As the second-oldest player on Pittsburgh’s roster and a two-time Stanley Cup winner, Rob Scuderi’s words tend to carry weight.
The ones uttered after Tuesday’s stunning OT loss in Ottawa certainly did.
“I think we’ve been a fragile group for the last couple of weeks,” Scuderi said, per the Pittsburgh Tribune-Review. “This is depressing right now.”
Tuesday’s game, in which the Pens blew a 3-0 lead, continued a disturbing trend in which Pittsburgh plays well, suffers a bit of adversity and then — well, they sort of unravel.
— April 4. Pens jumped out to 2-0 lead on Columbus. The Jackets scored two quick goals just over two minutes, and went on to win 5-3.
— Mar. 24. Pens jump out to 2-0 lead on St. Louis. The Blues scored two “greasy” goalmouth scramble goals to tie it up, and won in OT.
This trend, inevitably, circles back to a larger-scale discussion about Pittsburgh’s lack of composure. History has a way of repeating itself with the Penguins, especially when it comes to keeping it together — though there’s been wholesale changes at various levels of the organization, the Penguins keep falling apart at the first sign of adversity.
“It seems like a couple of bad breaks,” forward Brandon Sutter said, “is all it takes to get us off our game.”
It has to be asked if certain moves by GM Jim Rutherford have played a role. Steve Downie, currently sidelined with injury, has been a penalty magnet and doesn’t appear any more disciplined now than he was during his controversial junior career. Noted pest Maxim Lapierre, less-than-affectionately known as Yappy Lappy, isn’t exactly a paragon of composure either.
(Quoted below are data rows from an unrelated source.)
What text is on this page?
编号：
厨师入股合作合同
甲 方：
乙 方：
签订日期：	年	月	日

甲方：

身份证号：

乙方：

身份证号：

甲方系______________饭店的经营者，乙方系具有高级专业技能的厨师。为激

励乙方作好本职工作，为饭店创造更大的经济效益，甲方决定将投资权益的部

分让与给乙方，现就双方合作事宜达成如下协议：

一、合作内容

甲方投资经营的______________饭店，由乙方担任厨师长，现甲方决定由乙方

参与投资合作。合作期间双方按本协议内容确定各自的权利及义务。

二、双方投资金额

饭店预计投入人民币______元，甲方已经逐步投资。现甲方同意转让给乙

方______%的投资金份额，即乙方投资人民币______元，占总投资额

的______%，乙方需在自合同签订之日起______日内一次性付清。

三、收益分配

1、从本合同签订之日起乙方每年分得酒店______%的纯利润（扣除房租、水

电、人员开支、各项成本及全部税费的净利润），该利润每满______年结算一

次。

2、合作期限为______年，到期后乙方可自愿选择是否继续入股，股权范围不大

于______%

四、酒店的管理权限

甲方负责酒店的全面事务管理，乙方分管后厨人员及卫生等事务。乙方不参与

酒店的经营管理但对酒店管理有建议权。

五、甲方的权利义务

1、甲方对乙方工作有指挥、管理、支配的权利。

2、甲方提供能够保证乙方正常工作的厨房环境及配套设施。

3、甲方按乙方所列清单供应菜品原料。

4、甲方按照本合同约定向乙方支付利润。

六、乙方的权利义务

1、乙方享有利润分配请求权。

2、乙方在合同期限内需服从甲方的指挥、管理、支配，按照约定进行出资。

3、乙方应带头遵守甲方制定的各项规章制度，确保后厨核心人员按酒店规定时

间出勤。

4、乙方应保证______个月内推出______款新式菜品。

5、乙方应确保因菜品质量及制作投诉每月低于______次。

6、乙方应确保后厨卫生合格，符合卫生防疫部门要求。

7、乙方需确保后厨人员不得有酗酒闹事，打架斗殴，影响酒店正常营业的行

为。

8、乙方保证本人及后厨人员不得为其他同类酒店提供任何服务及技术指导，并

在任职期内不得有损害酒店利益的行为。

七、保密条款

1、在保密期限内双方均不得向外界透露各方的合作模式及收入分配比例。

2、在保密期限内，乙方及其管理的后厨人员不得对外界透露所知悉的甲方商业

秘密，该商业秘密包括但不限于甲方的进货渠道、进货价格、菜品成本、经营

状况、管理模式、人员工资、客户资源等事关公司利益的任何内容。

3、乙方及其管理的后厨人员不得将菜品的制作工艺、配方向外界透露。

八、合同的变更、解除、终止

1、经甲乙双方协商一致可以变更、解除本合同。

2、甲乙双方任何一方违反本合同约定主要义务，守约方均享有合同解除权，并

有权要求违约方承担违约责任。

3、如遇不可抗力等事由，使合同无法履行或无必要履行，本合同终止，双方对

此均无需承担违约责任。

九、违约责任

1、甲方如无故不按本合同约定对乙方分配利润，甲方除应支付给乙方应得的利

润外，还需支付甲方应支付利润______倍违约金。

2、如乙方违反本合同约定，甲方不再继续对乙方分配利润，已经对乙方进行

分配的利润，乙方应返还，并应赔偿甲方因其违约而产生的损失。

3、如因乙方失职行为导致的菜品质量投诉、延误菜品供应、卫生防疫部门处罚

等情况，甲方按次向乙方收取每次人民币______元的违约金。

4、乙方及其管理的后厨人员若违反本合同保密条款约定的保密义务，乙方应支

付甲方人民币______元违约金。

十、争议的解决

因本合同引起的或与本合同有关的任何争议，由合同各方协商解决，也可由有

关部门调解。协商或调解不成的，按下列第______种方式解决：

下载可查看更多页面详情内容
The counter to that argument, though, is that Downie and Lapierre are bit players, role guys. Pittsburgh’s fragility is more of a team-wide epidemic and can’t be pinned on one or two players — nobody played well over the final 40 minutes of the Ottawa game, and you could almost feel the Pens collectively sink when Jean-Gabriel Pageau’s “shot” caromed in off Derrick Pouliot’s skate for the Sens’ opening goal of the game.
Despite all this, Pittsburgh has a positive to cling onto. It can still orchestrate its own playoff fate — if the Pens get three points from the final two games, they’re in.
“It’s time to let it go,” Scuderi explained. “We still control our destiny.”